Okay, that’s not quite true. There was still one last carrot dangling out there. I was up for tenure. It was November, and the decisions would come no later than April. But with four well-received law review articles published in less than four years—two on civil procedure and two on admiralty law—I was pretty confident I had that final carrot nailed, too, if you can nail a carrot.
Teaching and writing about civil procedure, with eight long trials under my belt, was a natural for me. Teaching admiralty law had come as a surprise; I’d never even been on a sailboat prior to arriving at UCLA. But fate twists your life in funny ways. The week before classes started for my first year of teaching, Charles Karno, who looked the picture of health and had been teaching the admiralty course for more than twenty years, dropped dead of a heart attack while running a half marathon. The dean had prevailed on me to teach it. “You can learn it along with the students,” he said.
I did and found I loved it, and particular liked teaching the law of salvage—who has what rights to ships, and everything in them, when they sink to the bottom of the sea. In order to live the law and understand it better I had even spent the past summer at sea as a lowly deckhand on a treasure salvor ship. And now, instead of my formerly pasty-skinned self, I was bronzed and, well, if not ripped, at least the most toned and buff I’d ever been in my life. . . .

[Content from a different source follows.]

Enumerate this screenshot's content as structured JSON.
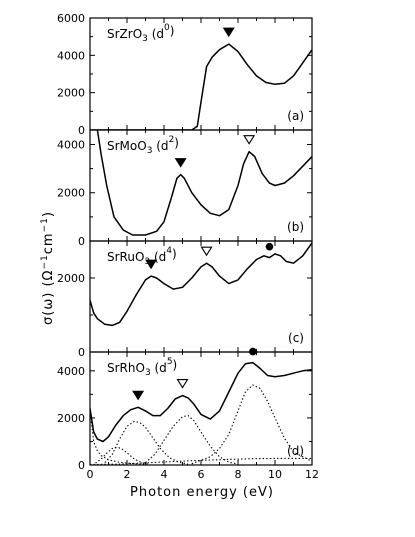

James then heads off to a meeting with “Primo Giordano, a student in my Law of Sunken Treasure seminar,” whom she describes as “nice to look at,” “tall, dark and chunky handsome,” with “a terrific smile.” Alas, poor Primo soon turns up dead. Here’s the publisher’s description of the book:
Jenna James’s life has been smooth sailing since she left the high-powered law firm of Marbury Marfan. She’s happily ensconced as a professor at a prestigious law school, where she’s well liked by her students, coupled-up with a handsome colleague, and on track for tenure. But things take a shocking turn one morning when a student, Primo, comes to Jenna’s office seeking her advice about a treasure map he recently inherited. When Primo turns up dead and Jenna is suddenly the prime suspect in a murder investigation, everyone turns on her. Desperate for help, she calls on two old friends: Robert Tarza, her old law partner from Marbury Marfan, and Oscar Quesana, an odd-duck solo practitioner. The three race to save Jenna’s career—and perhaps her life—in this whip-smart thriller of treasure maps, murder, and law school politics.
With a Big Law partner, an “odd-duck solo practitioner,” and a tenure-track law prof at an elite school as the novel’s leads, the allegorical interpretations practically write themselves.